Middle schools—originally created to help alleviate overcrowding in K-8 schools—address the unique needs of students between the ages of 11 and 13. Sometimes described as one of the more difficult groups to educate, students in middle school are often considered to be experiencing the most challenging time of their educational career. As a result many of today’s educators are considering new tools to capture and engage this group of students.
Recent news articles are filled with stories of middle schools going “digital” and embracing one-to-one computing initiatives. For example, the Roanoke Times recently reported on a pilot program that placed Samsung Chromebooks in the hands of a class of middle school students at the Bedford County Schools to personalize lessons.
While many of these programs are testing the use of mobile technologies to supplement the current learning environment, the real opportunity is to develop personalized learning programs that challenge students at their own pace. The implementation of these online learning solutions targeted at middle schools can fill a larger role than simply preparing students for the next step in their education—it can better prepare them for their future.
We recently interviewed Dr. Lisa Collins about personalized learning and how online courses can enable it. According to Dr. Collins:
“Online education allows differentiation if you’re working in a group. Let’s say you’re in a lab setting and all students are working on math. You can bring online learning into that classroom and allow it to be personalized to each of those students. It doesn’t matter if one is working on fractions, one is working on decimals, and one is working on basic addition. They all are working on math at the same time, but the teacher can give them online lessons that are personalized to each student’s skills.”
For students in middle school, this can mean accelerating their learning, and even taking high school level classes before ever stepping foot into a brick-and-mortar high school.
Evergreen Public Schools in Vancouver, Washington, offers Middlebury Interactive Languages™—Mandarin, Spanish, German, and French—to each of their six middle schools. In 2012-13, 235 students earned high school world language credits, putting them ahead of the game before they even enter high school. By using an online world language program, which is conducted during one period each day in language labs, the district was able to go from no world languages in their middle schools, to 235 students earning high school credit the first year.

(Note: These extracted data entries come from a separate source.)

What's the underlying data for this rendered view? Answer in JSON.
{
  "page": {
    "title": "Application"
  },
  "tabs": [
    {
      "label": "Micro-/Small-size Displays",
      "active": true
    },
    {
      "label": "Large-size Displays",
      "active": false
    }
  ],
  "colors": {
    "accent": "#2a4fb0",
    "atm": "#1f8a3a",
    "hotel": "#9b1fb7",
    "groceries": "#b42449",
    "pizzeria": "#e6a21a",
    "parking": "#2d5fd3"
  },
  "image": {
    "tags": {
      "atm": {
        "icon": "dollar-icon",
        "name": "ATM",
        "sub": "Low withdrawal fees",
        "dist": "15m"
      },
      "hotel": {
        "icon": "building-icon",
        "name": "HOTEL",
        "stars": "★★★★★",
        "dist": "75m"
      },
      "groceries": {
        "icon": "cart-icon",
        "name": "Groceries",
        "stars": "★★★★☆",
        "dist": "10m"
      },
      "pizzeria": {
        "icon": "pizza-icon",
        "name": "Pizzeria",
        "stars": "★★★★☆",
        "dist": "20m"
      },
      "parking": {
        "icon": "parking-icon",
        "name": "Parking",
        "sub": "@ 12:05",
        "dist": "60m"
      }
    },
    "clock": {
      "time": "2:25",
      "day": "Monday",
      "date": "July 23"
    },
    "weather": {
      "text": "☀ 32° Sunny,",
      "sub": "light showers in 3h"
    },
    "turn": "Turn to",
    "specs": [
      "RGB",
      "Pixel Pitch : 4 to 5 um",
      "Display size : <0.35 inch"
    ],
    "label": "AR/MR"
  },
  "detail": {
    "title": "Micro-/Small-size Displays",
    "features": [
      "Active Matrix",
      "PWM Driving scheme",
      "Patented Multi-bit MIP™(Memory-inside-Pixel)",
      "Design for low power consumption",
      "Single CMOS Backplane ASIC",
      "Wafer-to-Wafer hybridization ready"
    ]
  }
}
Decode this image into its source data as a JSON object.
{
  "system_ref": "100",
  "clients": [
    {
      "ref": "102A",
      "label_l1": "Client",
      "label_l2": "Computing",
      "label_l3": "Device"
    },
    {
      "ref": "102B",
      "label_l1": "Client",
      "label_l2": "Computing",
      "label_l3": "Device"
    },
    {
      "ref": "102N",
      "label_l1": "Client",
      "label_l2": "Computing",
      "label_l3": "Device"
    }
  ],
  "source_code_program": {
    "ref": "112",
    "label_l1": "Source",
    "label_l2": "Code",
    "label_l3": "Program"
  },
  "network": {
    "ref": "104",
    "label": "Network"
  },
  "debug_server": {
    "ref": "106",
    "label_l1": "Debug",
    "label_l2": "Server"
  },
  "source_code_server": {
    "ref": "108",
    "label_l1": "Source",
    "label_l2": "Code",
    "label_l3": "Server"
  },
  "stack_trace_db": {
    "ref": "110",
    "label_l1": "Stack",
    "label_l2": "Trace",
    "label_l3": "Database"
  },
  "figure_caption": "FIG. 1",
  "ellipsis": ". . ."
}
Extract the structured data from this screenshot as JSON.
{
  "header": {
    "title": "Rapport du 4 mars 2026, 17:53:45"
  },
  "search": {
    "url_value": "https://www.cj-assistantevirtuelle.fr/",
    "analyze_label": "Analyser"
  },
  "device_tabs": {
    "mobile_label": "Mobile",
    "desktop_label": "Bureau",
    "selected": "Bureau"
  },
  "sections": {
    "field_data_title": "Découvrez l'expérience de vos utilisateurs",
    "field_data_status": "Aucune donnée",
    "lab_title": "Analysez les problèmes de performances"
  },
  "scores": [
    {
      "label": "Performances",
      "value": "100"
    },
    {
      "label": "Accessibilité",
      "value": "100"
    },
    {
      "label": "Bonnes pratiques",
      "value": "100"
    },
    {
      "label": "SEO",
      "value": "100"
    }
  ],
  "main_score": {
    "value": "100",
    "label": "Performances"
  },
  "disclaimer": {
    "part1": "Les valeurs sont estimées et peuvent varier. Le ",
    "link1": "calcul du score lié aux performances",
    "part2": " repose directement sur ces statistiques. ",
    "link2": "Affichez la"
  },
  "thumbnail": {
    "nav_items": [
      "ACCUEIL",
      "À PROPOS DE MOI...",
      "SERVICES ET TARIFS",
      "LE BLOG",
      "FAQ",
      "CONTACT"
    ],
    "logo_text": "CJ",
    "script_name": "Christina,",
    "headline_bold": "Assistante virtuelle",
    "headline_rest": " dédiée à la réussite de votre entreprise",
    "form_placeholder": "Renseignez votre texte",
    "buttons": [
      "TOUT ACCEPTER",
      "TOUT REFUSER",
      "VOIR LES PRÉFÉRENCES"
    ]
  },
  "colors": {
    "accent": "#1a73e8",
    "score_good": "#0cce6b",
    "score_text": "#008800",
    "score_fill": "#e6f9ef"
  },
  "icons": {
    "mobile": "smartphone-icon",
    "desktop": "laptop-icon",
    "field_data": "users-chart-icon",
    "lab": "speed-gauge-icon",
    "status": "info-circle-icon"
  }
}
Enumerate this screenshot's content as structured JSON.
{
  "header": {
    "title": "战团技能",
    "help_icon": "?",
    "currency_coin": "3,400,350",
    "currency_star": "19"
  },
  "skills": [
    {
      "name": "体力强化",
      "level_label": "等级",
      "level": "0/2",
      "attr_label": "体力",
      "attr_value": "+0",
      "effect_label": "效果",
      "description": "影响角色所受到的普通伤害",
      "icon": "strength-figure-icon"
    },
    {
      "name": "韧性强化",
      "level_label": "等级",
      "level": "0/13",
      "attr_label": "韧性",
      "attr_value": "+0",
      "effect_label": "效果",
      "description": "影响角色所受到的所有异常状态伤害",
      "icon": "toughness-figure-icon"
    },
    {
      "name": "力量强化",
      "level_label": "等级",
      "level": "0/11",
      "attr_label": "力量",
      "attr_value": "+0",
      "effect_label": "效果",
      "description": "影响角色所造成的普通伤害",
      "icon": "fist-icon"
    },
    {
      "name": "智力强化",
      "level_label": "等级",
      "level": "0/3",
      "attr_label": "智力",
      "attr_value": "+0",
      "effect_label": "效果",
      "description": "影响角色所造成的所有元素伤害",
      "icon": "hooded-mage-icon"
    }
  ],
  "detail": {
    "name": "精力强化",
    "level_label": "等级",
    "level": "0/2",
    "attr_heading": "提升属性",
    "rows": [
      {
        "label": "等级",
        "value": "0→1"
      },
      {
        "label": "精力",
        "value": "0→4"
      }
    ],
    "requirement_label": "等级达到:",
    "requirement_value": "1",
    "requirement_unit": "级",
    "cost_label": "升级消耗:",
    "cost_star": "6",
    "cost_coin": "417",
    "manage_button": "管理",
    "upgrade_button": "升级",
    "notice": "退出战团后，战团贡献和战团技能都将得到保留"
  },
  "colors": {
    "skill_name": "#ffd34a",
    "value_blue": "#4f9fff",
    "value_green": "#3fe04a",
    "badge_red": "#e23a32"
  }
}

But online learning isn’t just for middle school students who are excelling in their studies. The same personalized learning can be utilized at the middle school level to help students who struggle with fundamental skills before they move on to high school, where the subject matter gets more difficult.
If a student in middle school is falling behind, utilizing online learning is an effective way to identify where the gaps are in their knowledge and rectify them. According to FuelEd’s Tom Trautman in a recent article on Learning Outside the Lines:
“Using online tools can be excellent way to help a student who has gaps that need to be filled or is behind more generally. Through a wide variety of assessments, online tools can also establish where these gaps exist and deliver specific intervention that is highly targeted. Once gaps are identified, online learning tools can give students more contact and time with the subject matter, in a highly engaging format, to help them get caught up. It can be done at home or during school in blended learning environments.”
Middle schools are more than a bridge to prepare elementary school students for the rigors of high school. Through the strategic use of personalized learning, middle school students can maximize their educational opportunities by leaping ahead into the course material they would otherwise have to delay until taking high school courses. These same solutions can enable other students to address gaps in their knowledge and prepare them—not just for a successful high school career—but for a successful life.